Huzurevlerinin görevi yaşlılara hizmet etmek midir, yoksa personele lüks bir hayat yaşatmak mıdır? Terastaki mangal sefasında dumanlar gökyüzüne ulaşınca ihbarsız itfaiye ekipleri gelirler dumanların kebap dumanı olduğunu öğrenince de çekip giderler. Zavallı yaşlılar da dumanı koklamakla yetinirler…

Akıl almaz işlerden biri daha resmi ve kadrolu il Müdürü Adem Hayta niçin ve neden olduğu belli olmayan nedenlerle kızağa çekilirken bütün etki ve yetkiler vekillere aktarılır.

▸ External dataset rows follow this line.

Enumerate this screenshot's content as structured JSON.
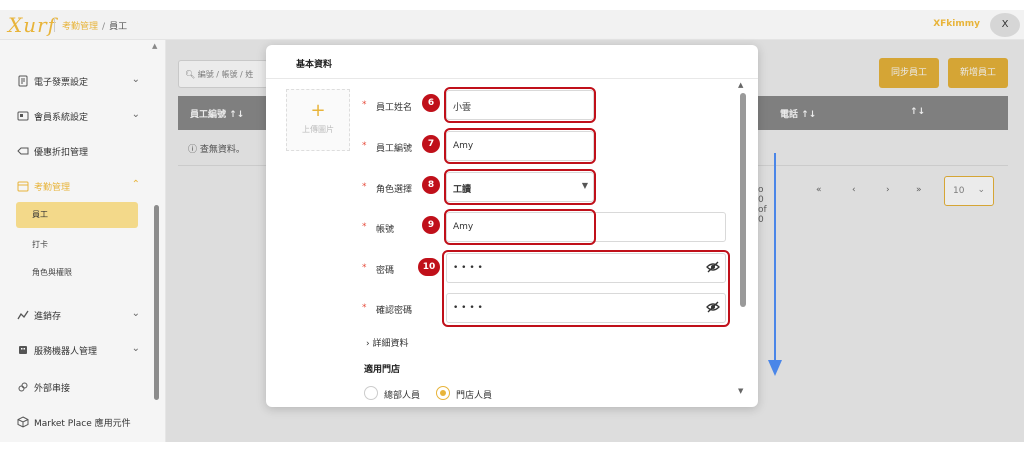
{
  "topbar": {
    "logo": "Xurf",
    "breadcrumb": [
      "考勤管理",
      "員工"
    ],
    "user_name": "XFkimmy",
    "user_button": "X"
  },
  "sidebar": {
    "items": [
      {
        "label": "電子發票設定",
        "icon": "invoice-icon",
        "expanded": false
      },
      {
        "label": "會員系統設定",
        "icon": "member-card-icon",
        "expanded": false
      },
      {
        "label": "優惠折扣管理",
        "icon": "coupon-icon"
      },
      {
        "label": "考勤管理",
        "icon": "calendar-icon",
        "expanded": true,
        "active": true
      },
      {
        "label": "進銷存",
        "icon": "inventory-icon",
        "expanded": false
      },
      {
        "label": "服務機器人管理",
        "icon": "robot-icon",
        "expanded": false
      },
      {
        "label": "外部串接",
        "icon": "link-icon"
      },
      {
        "label": "Market Place 應用元件",
        "icon": "cube-icon"
      }
    ],
    "sub_items": [
      {
        "label": "員工",
        "selected": true
      },
      {
        "label": "打卡"
      },
      {
        "label": "角色與權限"
      }
    ]
  },
  "main": {
    "search_placeholder": "編號 / 帳號 / 姓",
    "sync_button": "同步員工",
    "add_button": "新增員工",
    "table_headers": [
      "員工編號 ↑↓",
      "電話 ↑↓",
      "↑↓"
    ],
    "empty_text": "查無資料。",
    "pager": {
      "info": "o 0 of 0",
      "first": "«",
      "prev": "‹",
      "next": "›",
      "last": "»",
      "page_size": "10"
    }
  },
  "modal": {
    "title": "基本資料",
    "upload_label": "上傳圖片",
    "fields": [
      {
        "label": "員工姓名",
        "value": "小雲",
        "badge": "6"
      },
      {
        "label": "員工編號",
        "value": "Amy",
        "badge": "7"
      },
      {
        "label": "角色選擇",
        "value": "工讀",
        "badge": "8"
      },
      {
        "label": "帳號",
        "value": "Amy",
        "badge": "9"
      },
      {
        "label": "密碼",
        "value": "• • • •",
        "badge": "10"
      },
      {
        "label": "確認密碼",
        "value": "• • • •"
      }
    ],
    "details_label": "詳細資料",
    "store_title": "適用門店",
    "radio_options": [
      {
        "label": "總部人員",
        "selected": false
      },
      {
        "label": "門店人員",
        "selected": true
      }
    ]
  },
  "colors": {
    "accent": "#e8b43a",
    "highlight": "#c0101a",
    "arrow": "#4a86e8"
  }
}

Birileri bu durumu inceleyerek neden ve niçinlerini mutlaka araştırmalıdır?. Partizanlık bu kadar olmamalıdır!

Adana’daki muhtelif huzurevleri ile ilgili bilgileri bir önceki sayımızda ve https://sozgazetesi.org.tr/koese-yazarlari/reha-oeren/yine-gundemde-adana-huzurevleri-ve-seri-rezaletler-zinciri/ ‘de kamuoyuyla birlikte etkili ve yetkililerle neşren paylaştım.

Onca bakan geldi geçti A dana Huzurevlerindeki rezaletleri bir türlü bitiremedi!

Gelişmeler o kadar baş döndürücü gelişti ki yetişmek mümkün olmadı.
Anlaşılan Adana’daki Huzurevlerindeki olayları irdelemek bir yazıya sığmayacak ve seri rezaletleri anlatmak ancak seri yazı halinde mümkün olacaktı.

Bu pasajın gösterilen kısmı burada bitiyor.